Thinking of driving out to Cyprus in June; has anyone done the journey? Advice.. things to do... things to avoid? Will be 2 of us coming out; any advice/information on routes, places to stay, ferries etc. appreciated.

Paul


----------



## andygreg62 (Dec 21, 2008)

*driving from uk any advice*

we are considering driving from the uk has anyone got any tips or advice on best route, or would you advise against it !!!!


----------



## Miles and Sue (Nov 11, 2008)

Hi Guys we did look into this but you kind of run out of road way before Cyprus, from memory you drive to Italy then stick your car on a ferry for 7 days, you could also drive to Athens but there is no direct ferry but i think you could do the ferry to Rhodes then a ferry to cyprus. but double check your map and you may think as i did its a bl%*&y long way across from the UK to cyprus all on the wrong side of the road.


----------



## mayotom (Nov 8, 2008)

gloucester_geezer said:


> Hello all,
> 
> Thinking of driving out to Cyprus in June; has anyone done the journey?

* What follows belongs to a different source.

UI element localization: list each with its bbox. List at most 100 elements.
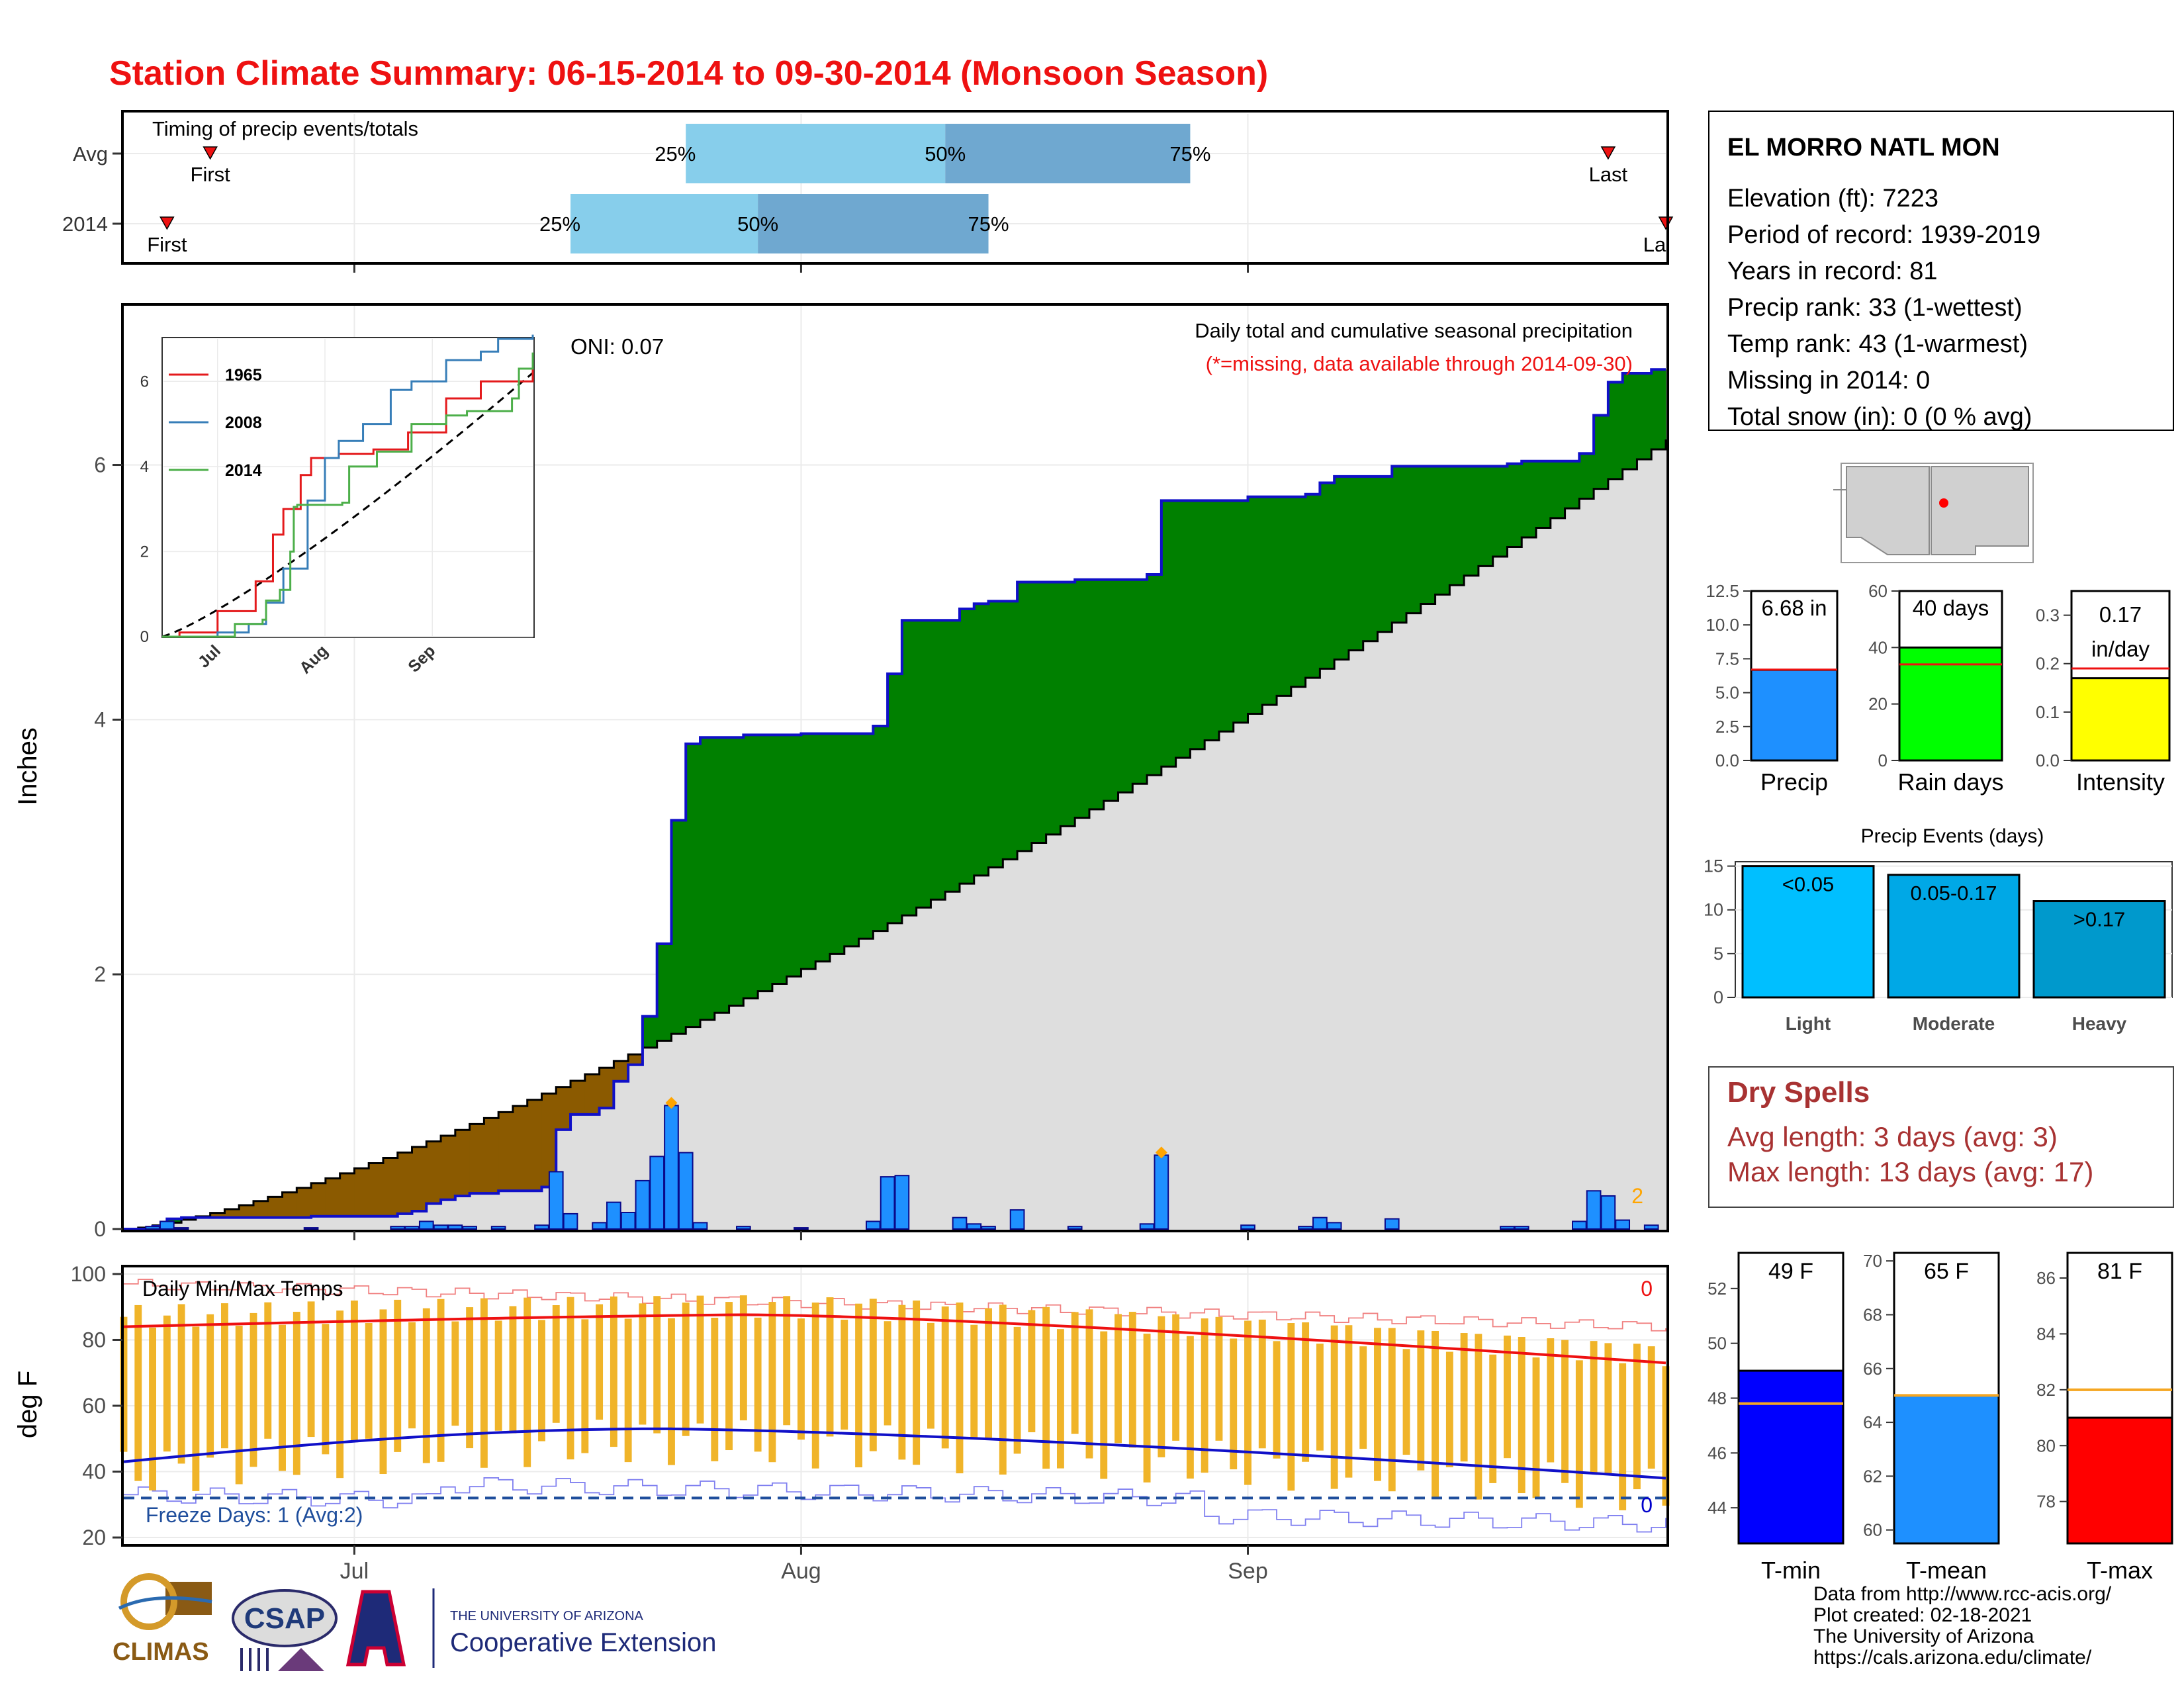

Advice.. things to do... things to avoid? Will be 2 of us coming out; any advice/information on routes, places to stay, ferries etc. appreciated.
> 
> Paul


Maybe you will need one of these









I would recomend a trip through France, all west coast, spend time in Languedoc, then Barcelona accross north Spain, to Galicia, through Portugal, in to Andalucia, hit places like Sevilla, and Granada, down the Costa del Sol Take a ferry from Tariffa to Tangiers, do a trip accross north Africa in to Alexandria in Egypt then take a Ferry to Limassol. 

oh and take your time, like 6 months...


----------